Creating a temporary zone for particular thought has its intellectual uses, but our tendency to take the temporary and make it permanent is one of our species’ least laudable and most dependable traits. God, we are good at explaining our worst and most Stupid habits away as ‘natural’. The formalised safe space sees any resistance as the work of a ‘troll’ and action outside narrow margins as ‘hostility’ and, as it has made its rules explicit, I guess it is entitled to do so. But it troubles me that these ground rules, intended to privilege the normally marginalised, reproduce the framework they seek to defy.

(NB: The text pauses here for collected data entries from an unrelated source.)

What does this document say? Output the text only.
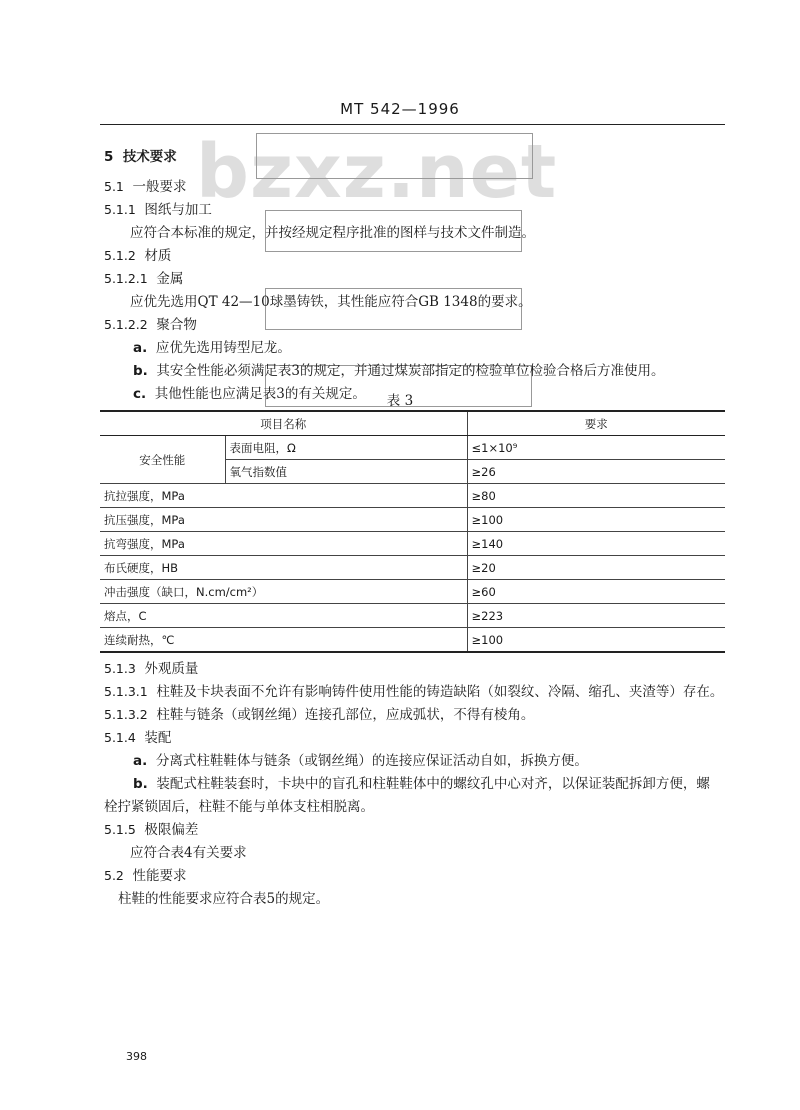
MT 542—1996
bzxz.net
5 技术要求
5.1 一般要求
5.1.1 图纸与加工
应符合本标准的规定，并按经规定程序批准的图样与技术文件制造。
5.1.2 材质
5.1.2.1 金属
应优先选用QT 42—10球墨铸铁，其性能应符合GB 1348的要求。
5.1.2.2 聚合物
a. 应优先选用铸型尼龙。
b. 其安全性能必须满足表3的规定，并通过煤炭部指定的检验单位检验合格后方准使用。
c. 其他性能也应满足表3的有关规定。	表 3
项目名称		要求
安全性能	表面电阻，Ω	≤1×10⁹
	氧气指数值	≥26
抗拉强度，MPa		≥80
抗压强度，MPa		≥100
抗弯强度，MPa		≥140
布氏硬度，HB		≥20
冲击强度（缺口，N.cm/cm²）		≥60
熔点，C		≥223
连续耐热，℃		≥100
5.1.3 外观质量
5.1.3.1 柱鞋及卡块表面不允许有影响铸件使用性能的铸造缺陷（如裂纹、冷隔、缩孔、夹渣等）存在。
5.1.3.2 柱鞋与链条（或钢丝绳）连接孔部位，应成弧状，不得有棱角。
5.1.4 装配
a. 分离式柱鞋鞋体与链条（或钢丝绳）的连接应保证活动自如，拆换方便。
b. 装配式柱鞋装套时，卡块中的盲孔和柱鞋鞋体中的螺纹孔中心对齐，以保证装配拆卸方便，螺
栓拧紧锁固后，柱鞋不能与单体支柱相脱离。
5.1.5 极限偏差
应符合表4有关要求
5.2 性能要求
柱鞋的性能要求应符合表5的规定。
398
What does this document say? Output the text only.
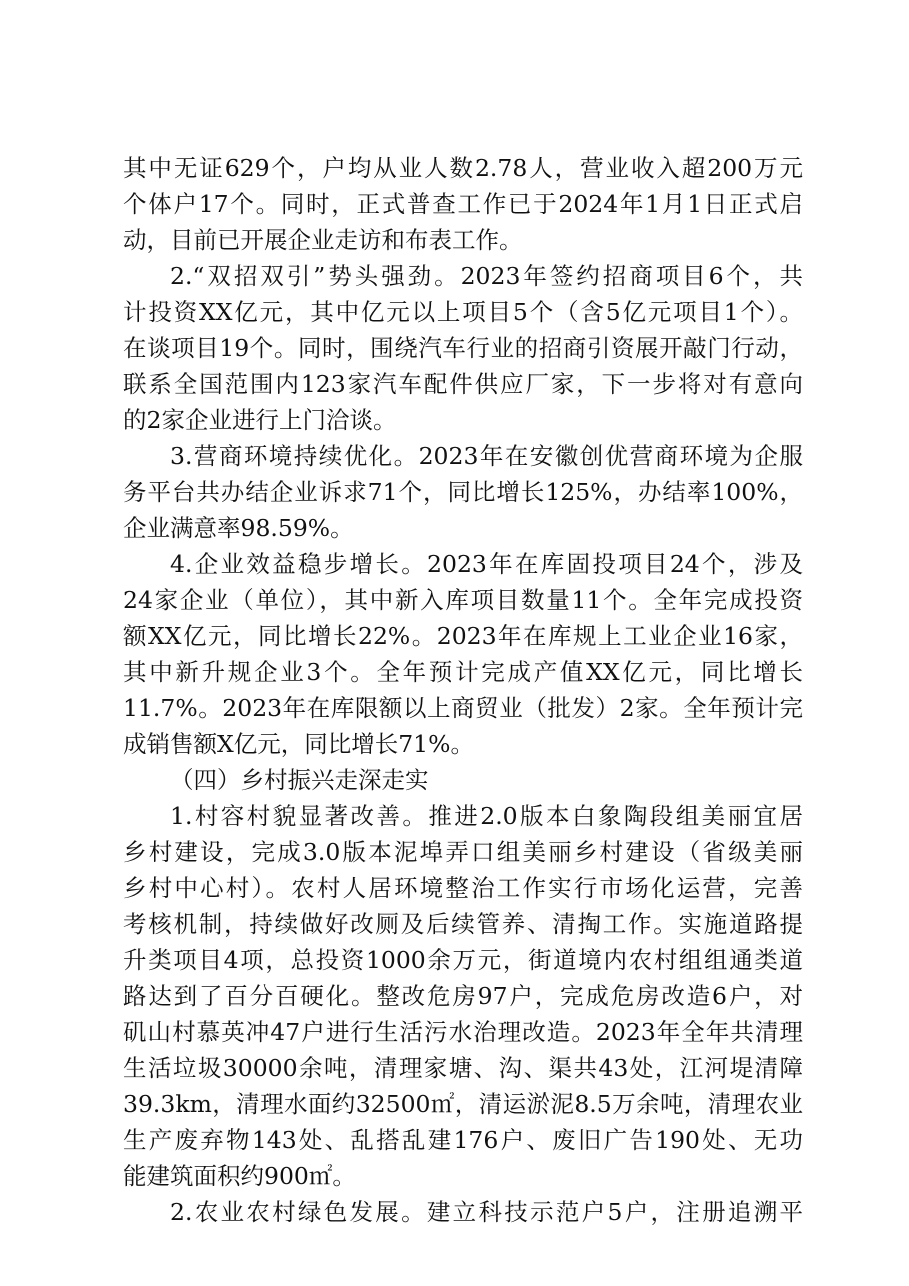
其中无证629个，户均从业人数2.78人，营业收入超200万元
个体户17个。同时，正式普查工作已于2024年1月1日正式启
动，目前已开展企业走访和布表工作。
2.“双招双引”势头强劲。2023年签约招商项目6个，共
计投资XX亿元，其中亿元以上项目5个（含5亿元项目1个）。
在谈项目19个。同时，围绕汽车行业的招商引资展开敲门行动，
联系全国范围内123家汽车配件供应厂家，下一步将对有意向
的2家企业进行上门洽谈。
3.营商环境持续优化。2023年在安徽创优营商环境为企服
务平台共办结企业诉求71个，同比增长125%，办结率100%，
企业满意率98.59%。
4.企业效益稳步增长。2023年在库固投项目24个，涉及
24家企业（单位），其中新入库项目数量11个。全年完成投资
额XX亿元，同比增长22%。2023年在库规上工业企业16家，
其中新升规企业3个。全年预计完成产值XX亿元，同比增长
11.7%。2023年在库限额以上商贸业（批发）2家。全年预计完
成销售额X亿元，同比增长71%。
（四）乡村振兴走深走实
1.村容村貌显著改善。推进2.0版本白象陶段组美丽宜居
乡村建设，完成3.0版本泥埠弄口组美丽乡村建设（省级美丽
乡村中心村）。农村人居环境整治工作实行市场化运营，完善
考核机制，持续做好改厕及后续管养、清掏工作。实施道路提
升类项目4项，总投资1000余万元，街道境内农村组组通类道
路达到了百分百硬化。整改危房97户，完成危房改造6户，对
矶山村慕英冲47户进行生活污水治理改造。2023年全年共清理
生活垃圾30000余吨，清理家塘、沟、渠共43处，江河堤清障
39.3km，清理水面约32500㎡，清运淤泥8.5万余吨，清理农业
生产废弃物143处、乱搭乱建176户、废旧广告190处、无功
能建筑面积约900㎡。
2.农业农村绿色发展。建立科技示范户5户，注册追溯平
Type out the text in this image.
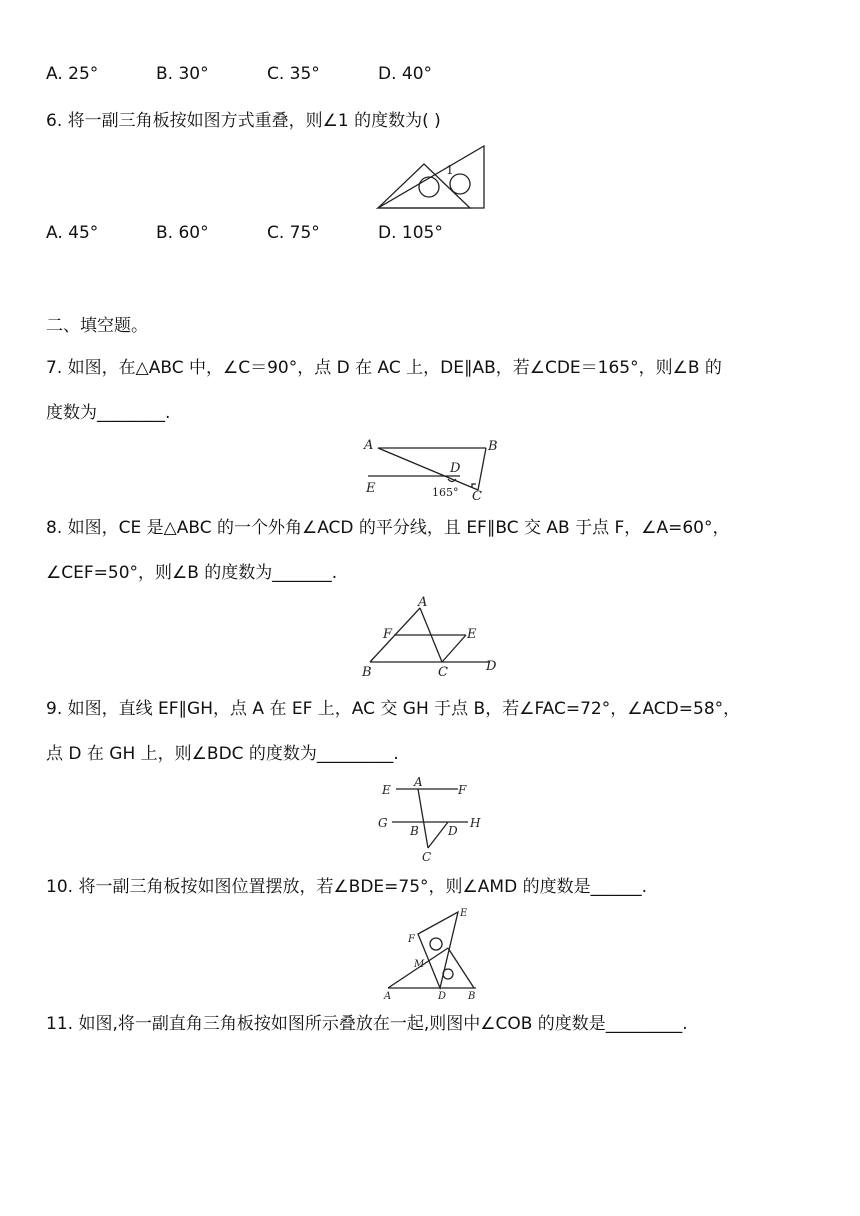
A. 25°	B. 30°	C. 35°	D. 40°
6. 将一副三角板按如图方式重叠，则∠1 的度数为( )
1
A. 45°	B. 60°	C. 75°	D. 105°
二、填空题。
7. 如图，在△ABC 中，∠C＝90°，点 D 在 AC 上，DE∥AB，若∠CDE＝165°，则∠B 的
度数为________.
A	B
D
E
C
165°
8. 如图，CE 是△ABC 的一个外角∠ACD 的平分线，且 EF∥BC 交 AB 于点 F，∠A=60°，
∠CEF=50°，则∠B 的度数为_______.
A
F	E
B	C	D
9. 如图，直线 EF∥GH，点 A 在 EF 上，AC 交 GH 于点 B，若∠FAC=72°，∠ACD=58°，
点 D 在 GH 上，则∠BDC 的度数为_________.
E
A
F
G
B D
H
C
10. 将一副三角板按如图位置摆放，若∠BDE=75°，则∠AMD 的度数是______.
E
F
M
A	D B
11. 如图,将一副直角三角板按如图所示叠放在一起,则图中∠COB 的度数是_________.
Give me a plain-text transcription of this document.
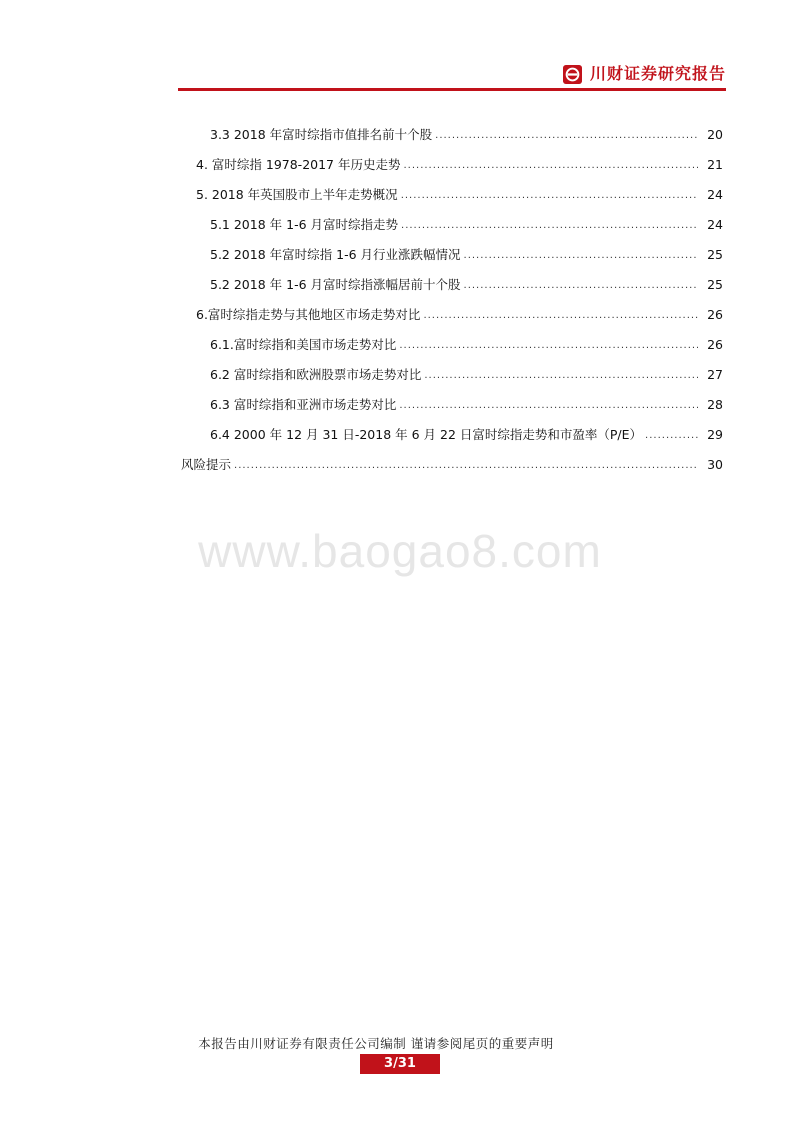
川财证券研究报告
3.3 2018 年富时综指市值排名前十个股 .....	20
4. 富时综指 1978-2017 年历史走势 .....	21
5. 2018 年英国股市上半年走势概况 .....	24
5.1 2018 年 1-6 月富时综指走势 .....	24
5.2 2018 年富时综指 1-6 月行业涨跌幅情况 .....	25
5.2 2018 年 1-6 月富时综指涨幅居前十个股 .....	25
6.富时综指走势与其他地区市场走势对比 .....	26
6.1.富时综指和美国市场走势对比 .....	26
6.2 富时综指和欧洲股票市场走势对比 .....	27
6.3 富时综指和亚洲市场走势对比 .....	28
6.4 2000 年 12 月 31 日-2018 年 6 月 22 日富时综指走势和市盈率（P/E） .....	29
风险提示 .....	30
www.baogao8.com
本报告由川财证券有限责任公司编制 谨请参阅尾页的重要声明
3/31
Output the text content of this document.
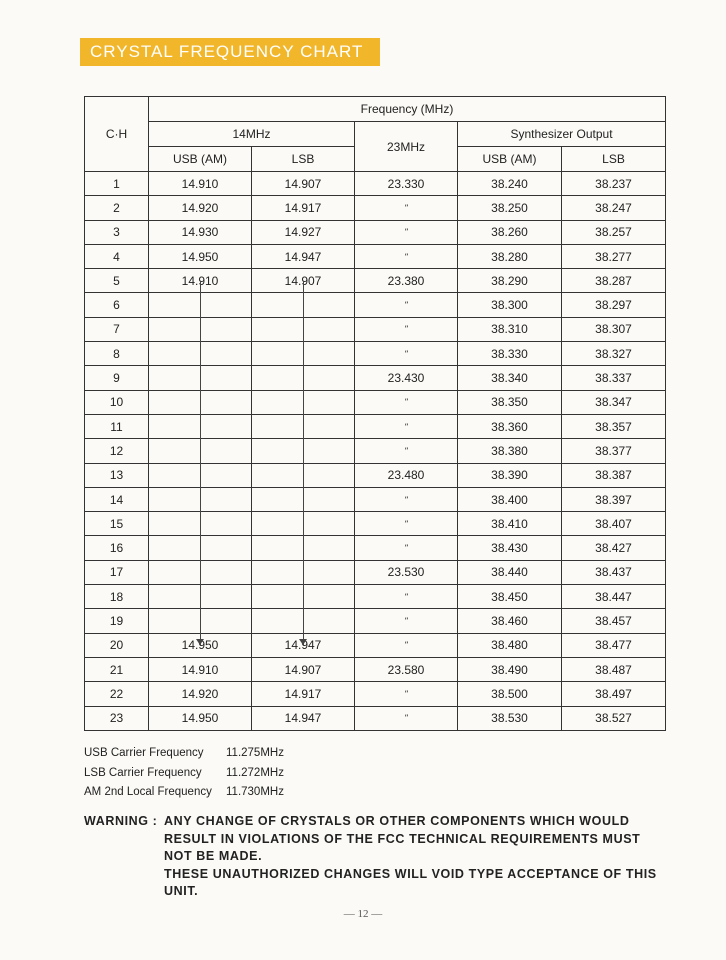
CRYSTAL FREQUENCY CHART
C·H	Frequency (MHz)				
	14MHz		23MHz	Synthesizer Output	
	USB (AM)	LSB		USB (AM)	LSB
1	14.910	14.907	23.330	38.240	38.237
2	14.920	14.917	"	38.250	38.247
3	14.930	14.927	"	38.260	38.257
4	14.950	14.947	"	38.280	38.277
5	14.910	14.907	23.380	38.290	38.287
6			"	38.300	38.297
7			"	38.310	38.307
8			"	38.330	38.327
9			23.430	38.340	38.337
10			"	38.350	38.347
11			"	38.360	38.357
12			"	38.380	38.377
13			23.480	38.390	38.387
14			"	38.400	38.397
15			"	38.410	38.407
16			"	38.430	38.427
17			23.530	38.440	38.437
18			"	38.450	38.447
19			"	38.460	38.457
20	14.950	14.947	"	38.480	38.477
21	14.910	14.907	23.580	38.490	38.487
22	14.920	14.917	"	38.500	38.497
23	14.950	14.947	"	38.530	38.527
USB Carrier Frequency 11.275MHz
LSB Carrier Frequency 11.272MHz
AM 2nd Local Frequency 11.730MHz
WARNING : ANY CHANGE OF CRYSTALS OR OTHER COMPONENTS WHICH WOULD RESULT IN VIOLATIONS OF THE FCC TECHNICAL REQUIREMENTS MUST NOT BE MADE.

THESE UNAUTHORIZED CHANGES WILL VOID TYPE ACCEPTANCE OF THIS UNIT.

— 12 —
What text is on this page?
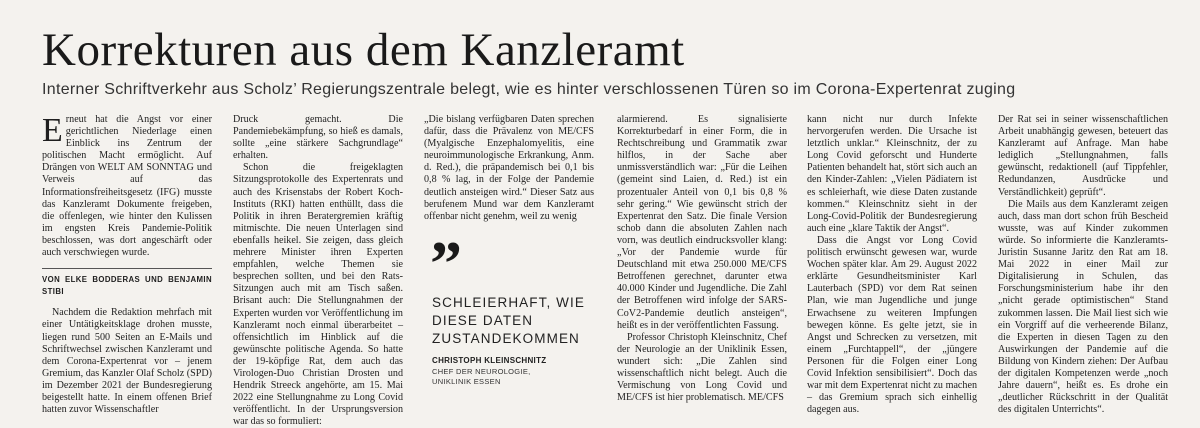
Korrekturen aus dem Kanzleramt

Interner Schriftverkehr aus Scholz’ Regierungszentrale belegt, wie es hinter verschlossenen Türen so im Corona-Expertenrat zuging

Erneut hat die Angst vor einer gerichtlichen Niederlage einen Einblick ins Zentrum der politischen Macht ermöglicht. Auf Drängen von WELT AM SONNTAG und Verweis auf das Informationsfreiheitsgesetz (IFG) musste das Kanzleramt Dokumente freigeben, die offenlegen, wie hinter den Kulissen im engsten Kreis Pandemie-Politik beschlossen, was dort angeschärft oder auch verschwiegen wurde.

VON ELKE BODDERAS UND BENJAMIN STIBI

Nachdem die Redaktion mehrfach mit einer Untätigkeitsklage drohen musste, liegen rund 500 Seiten an E-Mails und Schriftwechsel zwischen Kanzleramt und dem Corona-Expertenrat vor – jenem Gremium, das Kanzler Olaf Scholz (SPD) im Dezember 2021 der Bundesregierung beigestellt hatte. In einem offenen Brief hatten zuvor Wissenschaftler

Druck gemacht. Die Pandemiebekämpfung, so hieß es damals, sollte „eine stärkere Sachgrundlage“ erhalten.

Schon die freigeklagten Sitzungsprotokolle des Expertenrats und auch des Krisenstabs der Robert Koch-Instituts (RKI) hatten enthüllt, dass die Politik in ihren Beratergremien kräftig mitmischte. Die neuen Unterlagen sind ebenfalls heikel. Sie zeigen, dass gleich mehrere Minister ihren Experten empfahlen, welche Themen sie besprechen sollten, und bei den Rats-Sitzungen auch mit am Tisch saßen. Brisant auch: Die Stellungnahmen der Experten wurden vor Veröffentlichung im Kanzleramt noch einmal überarbeitet – offensichtlich im Hinblick auf die gewünschte politische Agenda. So hatte der 19-köpfige Rat, dem auch das Virologen-Duo Christian Drosten und Hendrik Streeck angehörte, am 15. Mai 2022 eine Stellungnahme zu Long Covid veröffentlicht. In der Ursprungsversion war das so formuliert:

„Die bislang verfügbaren Daten sprechen dafür, dass die Prävalenz von ME/CFS (Myalgische Enzephalomyelitis, eine neuroimmunologische Erkrankung, Anm. d. Red.), die präpandemisch bei 0,1 bis 0,8 % lag, in der Folge der Pandemie deutlich ansteigen wird.“ Dieser Satz aus berufenem Mund war dem Kanzleramt offenbar nicht genehm, weil zu wenig

”
SCHLEIERHAFT, WIE DIESE DATEN ZUSTANDEKOMMEN
CHRISTOPH KLEINSCHNITZ
CHEF DER NEUROLOGIE,
UNIKLINIK ESSEN

alarmierend. Es signalisierte Korrekturbedarf in einer Form, die in Rechtschreibung und Grammatik zwar hilflos, in der Sache aber unmissverständlich war: „Für die Leihen (gemeint sind Laien, d. Red.) ist ein prozentualer Anteil von 0,1 bis 0,8 % sehr gering.“ Wie gewünscht strich der Expertenrat den Satz. Die finale Version schob dann die absoluten Zahlen nach vorn, was deutlich eindrucksvoller klang: „Vor der Pandemie wurde für Deutschland mit etwa 250.000 ME/CFS Betroffenen gerechnet, darunter etwa 40.000 Kinder und Jugendliche. Die Zahl der Betroffenen wird infolge der SARS-CoV2-Pandemie deutlich ansteigen“, heißt es in der veröffentlichten Fassung.

Professor Christoph Kleinschnitz, Chef der Neurologie an der Uniklinik Essen, wundert sich: „Die Zahlen sind wissenschaftlich nicht belegt. Auch die Vermischung von Long Covid und ME/CFS ist hier problematisch. ME/CFS

kann nicht nur durch Infekte hervorgerufen werden. Die Ursache ist letztlich unklar.“ Kleinschnitz, der zu Long Covid geforscht und Hunderte Patienten behandelt hat, stört sich auch an den Kinder-Zahlen: „Vielen Pädiatern ist es schleierhaft, wie diese Daten zustande kommen.“ Kleinschnitz sieht in der Long-Covid-Politik der Bundesregierung auch eine „klare Taktik der Angst“.

Dass die Angst vor Long Covid politisch erwünscht gewesen war, wurde Wochen später klar. Am 29. August 2022 erklärte Gesundheitsminister Karl Lauterbach (SPD) vor dem Rat seinen Plan, wie man Jugendliche und junge Erwachsene zu weiteren Impfungen bewegen könne. Es gelte jetzt, sie in Angst und Schrecken zu versetzen, mit einem „Furchtappell“, der „jüngere Personen für die Folgen einer Long Covid Infektion sensibilisiert“. Doch das war mit dem Expertenrat nicht zu machen – das Gremium sprach sich einhellig dagegen aus.

Der Rat sei in seiner wissenschaftlichen Arbeit unabhängig gewesen, beteuert das Kanzleramt auf Anfrage. Man habe lediglich „Stellungnahmen, falls gewünscht, redaktionell (auf Tippfehler, Redundanzen, Ausdrücke und Verständlichkeit) geprüft“.

Die Mails aus dem Kanzleramt zeigen auch, dass man dort schon früh Bescheid wusste, was auf Kinder zukommen würde. So informierte die Kanzleramts-Juristin Susanne Jaritz den Rat am 18. Mai 2022 in einer Mail zur Digitalisierung in Schulen, das Forschungsministerium habe ihr den „nicht gerade optimistischen“ Stand zukommen lassen. Die Mail liest sich wie ein Vorgriff auf die verheerende Bilanz, die Experten in diesen Tagen zu den Auswirkungen der Pandemie auf die Bildung von Kindern ziehen: Der Aufbau der digitalen Kompetenzen werde „noch Jahre dauern“, heißt es. Es drohe ein „deutlicher Rückschritt in der Qualität des digitalen Unterrichts“.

This is what happens in the naturopath’s office. It happens in an increasingly niche electronic world where birds of a feather tend to tweet, ‘like’ and ‘share’ together. Once, I suppose, it happened in church, but there was not then the pretence of empowerment by participants; just the promise of heaven. In church, one consented to rules set by a Higher Authority or one was excommunicated. The authority of Understanding Each Other is far more duplicitous because it claims to be consensual. And one never knows when one has broken the rules until the naturopath has told you that your irises are blotchy or your book club strikes you off because you called literary fiction ‘just another genre’ or you are un-friended. You don’t know when you’ve broken rules often unwritten and always devised with ‘safety’ in mind.
‘Kylie. KYLIE,’ said the ginger tan to the falling tree. It was quite clear that the orange lady was concerned far less for Kylie’s safety than she was for the safety of The Space.
Kylie broke the rules by toppling over; the failure of her body was an affront to Bikram.
That Kylie was unafraid to topple is to her credit. The composed, yogic look on her face as she went down conveyed the stupidity of the safe space so invested in the protection of itself and not those within it. Being unafraid to make a misstep in one of these unsafe safe spaces takes a courage I couldn’t muster for years. Perhaps now, having abandoned the need for intellectual safety, I can get off my arse and build some genuinely safe space for people persecuted by a force more awful even than ‘triggering’ poetry.